# Plants that will grow above water line?



## hydrophyte (Mar 1, 2009)

Many aquarium stems will grow up through the water, break the surface and keep growing above. These include various _Hygrophila, Bacopa, Ludwigia _and others.

Baby panda bamboo (_Pogonatherum crinitum_) would look cool in a little tank like that, but it would be easier to manage in a riparium planter.


----------



## Vancat2 (Jun 23, 2010)

I have java moss growing out of the water on DW. But, when it grows too far up it turns brown. I'd like to hear other people's answers to your question.


----------



## RachelFromTheBlackLagoon (Jan 9, 2011)

hydrophyte said:


> Many aquarium stems will grow up through the water, break the surface and keep growing above.
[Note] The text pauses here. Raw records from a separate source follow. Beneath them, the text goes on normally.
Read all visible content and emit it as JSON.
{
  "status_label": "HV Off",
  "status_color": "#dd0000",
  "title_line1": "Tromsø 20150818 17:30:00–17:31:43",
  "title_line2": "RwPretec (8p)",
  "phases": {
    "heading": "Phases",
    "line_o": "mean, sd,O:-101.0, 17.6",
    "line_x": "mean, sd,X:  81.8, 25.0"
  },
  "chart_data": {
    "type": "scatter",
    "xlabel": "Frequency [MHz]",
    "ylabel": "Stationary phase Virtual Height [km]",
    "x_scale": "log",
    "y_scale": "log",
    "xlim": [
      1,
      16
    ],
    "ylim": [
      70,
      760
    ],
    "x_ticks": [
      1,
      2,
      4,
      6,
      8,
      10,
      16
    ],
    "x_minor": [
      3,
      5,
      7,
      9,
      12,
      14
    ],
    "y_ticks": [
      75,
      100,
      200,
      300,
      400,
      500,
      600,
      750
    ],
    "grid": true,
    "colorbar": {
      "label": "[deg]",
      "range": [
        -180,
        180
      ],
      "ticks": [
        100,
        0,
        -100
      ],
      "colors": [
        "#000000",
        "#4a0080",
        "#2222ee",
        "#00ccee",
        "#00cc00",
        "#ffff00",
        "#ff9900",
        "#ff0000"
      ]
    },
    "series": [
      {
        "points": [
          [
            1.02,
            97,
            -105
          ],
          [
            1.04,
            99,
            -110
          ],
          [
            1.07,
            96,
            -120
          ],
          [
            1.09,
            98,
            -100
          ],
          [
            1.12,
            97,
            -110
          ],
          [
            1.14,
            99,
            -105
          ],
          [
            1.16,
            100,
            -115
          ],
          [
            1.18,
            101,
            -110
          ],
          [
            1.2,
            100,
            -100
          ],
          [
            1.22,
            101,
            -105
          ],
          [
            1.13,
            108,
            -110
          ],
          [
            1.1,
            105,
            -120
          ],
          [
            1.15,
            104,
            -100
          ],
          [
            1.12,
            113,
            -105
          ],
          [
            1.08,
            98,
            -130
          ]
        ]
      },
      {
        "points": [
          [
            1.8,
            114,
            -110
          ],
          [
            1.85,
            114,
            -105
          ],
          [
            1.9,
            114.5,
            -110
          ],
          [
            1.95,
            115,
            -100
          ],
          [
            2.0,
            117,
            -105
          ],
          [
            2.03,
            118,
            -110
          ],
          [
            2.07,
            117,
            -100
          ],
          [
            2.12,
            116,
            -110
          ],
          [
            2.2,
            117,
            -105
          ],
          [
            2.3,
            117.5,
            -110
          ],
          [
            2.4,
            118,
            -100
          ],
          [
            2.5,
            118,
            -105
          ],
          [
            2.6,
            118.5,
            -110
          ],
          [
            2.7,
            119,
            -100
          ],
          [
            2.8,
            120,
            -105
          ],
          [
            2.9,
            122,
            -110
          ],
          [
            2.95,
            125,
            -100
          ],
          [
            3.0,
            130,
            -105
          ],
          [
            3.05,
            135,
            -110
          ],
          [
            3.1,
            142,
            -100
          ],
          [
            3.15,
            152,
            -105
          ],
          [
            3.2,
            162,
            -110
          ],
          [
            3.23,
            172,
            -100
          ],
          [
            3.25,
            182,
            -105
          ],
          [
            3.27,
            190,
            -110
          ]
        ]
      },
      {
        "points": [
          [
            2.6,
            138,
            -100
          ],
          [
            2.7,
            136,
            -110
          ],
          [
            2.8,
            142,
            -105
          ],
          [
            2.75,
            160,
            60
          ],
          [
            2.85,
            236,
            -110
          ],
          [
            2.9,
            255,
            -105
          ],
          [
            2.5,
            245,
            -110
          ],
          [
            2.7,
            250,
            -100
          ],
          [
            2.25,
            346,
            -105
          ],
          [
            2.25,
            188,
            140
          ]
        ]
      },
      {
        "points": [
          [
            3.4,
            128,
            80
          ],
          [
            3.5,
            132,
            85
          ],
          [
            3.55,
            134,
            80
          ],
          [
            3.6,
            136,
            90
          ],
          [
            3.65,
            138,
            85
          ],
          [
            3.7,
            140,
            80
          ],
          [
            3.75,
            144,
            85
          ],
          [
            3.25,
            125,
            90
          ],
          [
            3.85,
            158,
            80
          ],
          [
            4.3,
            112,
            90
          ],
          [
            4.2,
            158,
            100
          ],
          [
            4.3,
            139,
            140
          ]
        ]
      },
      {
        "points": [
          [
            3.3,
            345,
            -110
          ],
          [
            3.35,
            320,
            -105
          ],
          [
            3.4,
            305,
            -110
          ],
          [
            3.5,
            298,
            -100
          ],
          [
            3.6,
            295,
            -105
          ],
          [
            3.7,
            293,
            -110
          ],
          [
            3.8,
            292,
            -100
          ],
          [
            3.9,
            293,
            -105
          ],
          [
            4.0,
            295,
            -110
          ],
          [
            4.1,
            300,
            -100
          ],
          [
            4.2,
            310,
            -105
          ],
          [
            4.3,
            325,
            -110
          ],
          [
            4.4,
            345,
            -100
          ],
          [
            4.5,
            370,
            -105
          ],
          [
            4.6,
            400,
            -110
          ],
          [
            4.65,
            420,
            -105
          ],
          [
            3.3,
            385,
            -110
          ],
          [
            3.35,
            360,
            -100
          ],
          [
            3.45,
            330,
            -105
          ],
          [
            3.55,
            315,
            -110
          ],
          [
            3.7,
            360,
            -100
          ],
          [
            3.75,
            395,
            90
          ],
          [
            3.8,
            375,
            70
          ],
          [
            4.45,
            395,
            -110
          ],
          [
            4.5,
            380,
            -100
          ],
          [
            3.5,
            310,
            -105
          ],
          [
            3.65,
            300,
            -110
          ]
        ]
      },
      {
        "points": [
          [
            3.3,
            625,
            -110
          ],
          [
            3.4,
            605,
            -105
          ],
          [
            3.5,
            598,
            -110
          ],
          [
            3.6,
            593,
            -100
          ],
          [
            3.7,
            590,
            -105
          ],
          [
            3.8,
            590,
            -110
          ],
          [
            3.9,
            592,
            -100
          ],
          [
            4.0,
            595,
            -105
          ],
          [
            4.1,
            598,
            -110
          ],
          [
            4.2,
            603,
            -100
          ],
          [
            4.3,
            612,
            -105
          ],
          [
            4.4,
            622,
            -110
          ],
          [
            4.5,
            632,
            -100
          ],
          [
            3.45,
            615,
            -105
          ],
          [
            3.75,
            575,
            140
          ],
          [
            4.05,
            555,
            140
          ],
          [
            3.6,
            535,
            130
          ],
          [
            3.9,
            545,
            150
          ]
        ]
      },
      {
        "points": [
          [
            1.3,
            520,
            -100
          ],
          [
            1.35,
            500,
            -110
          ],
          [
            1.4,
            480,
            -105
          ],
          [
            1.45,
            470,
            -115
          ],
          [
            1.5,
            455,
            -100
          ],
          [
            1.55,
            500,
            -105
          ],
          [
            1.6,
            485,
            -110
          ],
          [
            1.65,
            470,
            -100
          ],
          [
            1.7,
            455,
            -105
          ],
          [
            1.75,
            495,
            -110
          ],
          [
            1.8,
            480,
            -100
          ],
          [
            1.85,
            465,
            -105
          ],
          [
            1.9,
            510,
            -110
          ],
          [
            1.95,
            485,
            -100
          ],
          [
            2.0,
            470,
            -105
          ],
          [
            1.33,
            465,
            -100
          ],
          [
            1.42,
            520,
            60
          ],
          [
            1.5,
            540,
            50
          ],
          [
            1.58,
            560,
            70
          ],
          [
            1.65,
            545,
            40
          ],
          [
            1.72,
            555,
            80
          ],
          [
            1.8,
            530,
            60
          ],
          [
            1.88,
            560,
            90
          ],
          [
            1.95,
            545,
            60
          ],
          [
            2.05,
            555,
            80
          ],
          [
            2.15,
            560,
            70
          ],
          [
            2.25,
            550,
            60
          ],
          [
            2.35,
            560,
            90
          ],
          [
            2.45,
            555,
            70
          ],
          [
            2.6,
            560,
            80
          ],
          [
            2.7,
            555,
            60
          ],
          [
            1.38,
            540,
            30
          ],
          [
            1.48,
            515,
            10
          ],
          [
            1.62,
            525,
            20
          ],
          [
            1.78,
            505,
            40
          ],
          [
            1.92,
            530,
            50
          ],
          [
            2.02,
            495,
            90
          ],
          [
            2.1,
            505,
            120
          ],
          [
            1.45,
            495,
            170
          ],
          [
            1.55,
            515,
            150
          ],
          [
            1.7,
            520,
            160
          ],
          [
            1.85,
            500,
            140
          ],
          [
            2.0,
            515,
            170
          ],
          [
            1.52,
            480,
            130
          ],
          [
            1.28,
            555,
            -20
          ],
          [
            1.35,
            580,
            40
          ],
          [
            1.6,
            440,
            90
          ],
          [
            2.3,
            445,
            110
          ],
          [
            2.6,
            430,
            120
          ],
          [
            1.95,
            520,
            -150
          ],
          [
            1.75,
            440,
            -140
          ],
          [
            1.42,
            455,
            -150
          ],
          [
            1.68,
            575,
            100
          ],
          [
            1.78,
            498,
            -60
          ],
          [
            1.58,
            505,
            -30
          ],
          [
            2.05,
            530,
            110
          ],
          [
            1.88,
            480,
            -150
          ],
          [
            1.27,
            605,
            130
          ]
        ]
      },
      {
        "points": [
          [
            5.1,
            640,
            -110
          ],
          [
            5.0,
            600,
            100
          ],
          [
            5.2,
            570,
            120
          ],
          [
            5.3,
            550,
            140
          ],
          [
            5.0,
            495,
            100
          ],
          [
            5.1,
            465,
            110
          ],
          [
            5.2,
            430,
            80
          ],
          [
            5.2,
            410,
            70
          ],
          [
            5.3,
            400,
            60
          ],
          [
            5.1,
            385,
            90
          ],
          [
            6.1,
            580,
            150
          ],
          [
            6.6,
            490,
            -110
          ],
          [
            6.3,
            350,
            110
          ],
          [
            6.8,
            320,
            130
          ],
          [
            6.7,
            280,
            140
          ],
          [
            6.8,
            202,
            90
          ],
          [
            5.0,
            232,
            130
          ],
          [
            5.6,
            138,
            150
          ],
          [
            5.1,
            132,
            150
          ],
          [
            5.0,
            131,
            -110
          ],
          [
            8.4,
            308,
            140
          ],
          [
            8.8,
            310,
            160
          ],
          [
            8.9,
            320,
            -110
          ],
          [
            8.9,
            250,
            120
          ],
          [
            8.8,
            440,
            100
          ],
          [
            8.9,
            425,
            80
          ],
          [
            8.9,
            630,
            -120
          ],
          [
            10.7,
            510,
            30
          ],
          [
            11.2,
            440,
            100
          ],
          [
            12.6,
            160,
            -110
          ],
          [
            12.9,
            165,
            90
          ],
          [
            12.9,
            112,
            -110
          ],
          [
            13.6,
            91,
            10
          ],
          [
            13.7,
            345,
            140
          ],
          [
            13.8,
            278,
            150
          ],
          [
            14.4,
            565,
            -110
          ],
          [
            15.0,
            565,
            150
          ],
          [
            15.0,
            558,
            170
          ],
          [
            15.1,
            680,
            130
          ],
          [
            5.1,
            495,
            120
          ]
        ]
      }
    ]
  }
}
These include various _Hygrophila, Bacopa, Ludwigia _and others.
> 
> Baby panda bamboo (_Pogonatherum crinitum_) would look cool in a little tank like that, but it would be easier to manage in a riparium planter.


Ah, just the person I was hoping for a response from! I am dying to try a riparium after seeing your amazing setups, but the other half would have my head if I brought another tank into the house! I figure this little tank at work is somewhat of a happy medium...or at least it will hold me over until I can convince him that I need a real riparium LOL. 

Thanks! I'll try some of those plants.


----------



## RachelFromTheBlackLagoon (Jan 9, 2011)

Another question... If I made small riparium planters out of plastic canvas and suction cups, would those work alright? Can I use Eco-complete in riparium planters or is it too fine? I have about 3/4 of a bag leftover from one of my tanks.


----------



## Budget aquarist (Feb 1, 2011)

i think it will be fine, i have had many types of plants break the surface, but they are quite large. (amazon swords) but small, fun to look at plants that sit ON the surface are some types of lilies, like the tiger lilies, banana plant.


----------



## Kibblemania1414 (Feb 1, 2011)

agreed, i was thinking about doing the same thing when my banana plant wasn't getting enough light because my anubias and my hornwart would cover up the top.
you could buy like a "fragasaurus" from marine depot, it is meant to frag your corals, but you could use it for plants.. probably.


----------



## EntoCraig (Jun 7, 2010)

Tiger lotus will flower above the water line if you let it.


----------



## RachelFromTheBlackLagoon (Jan 9, 2011)

Thanks, all! Looks like I've got some great options.


----------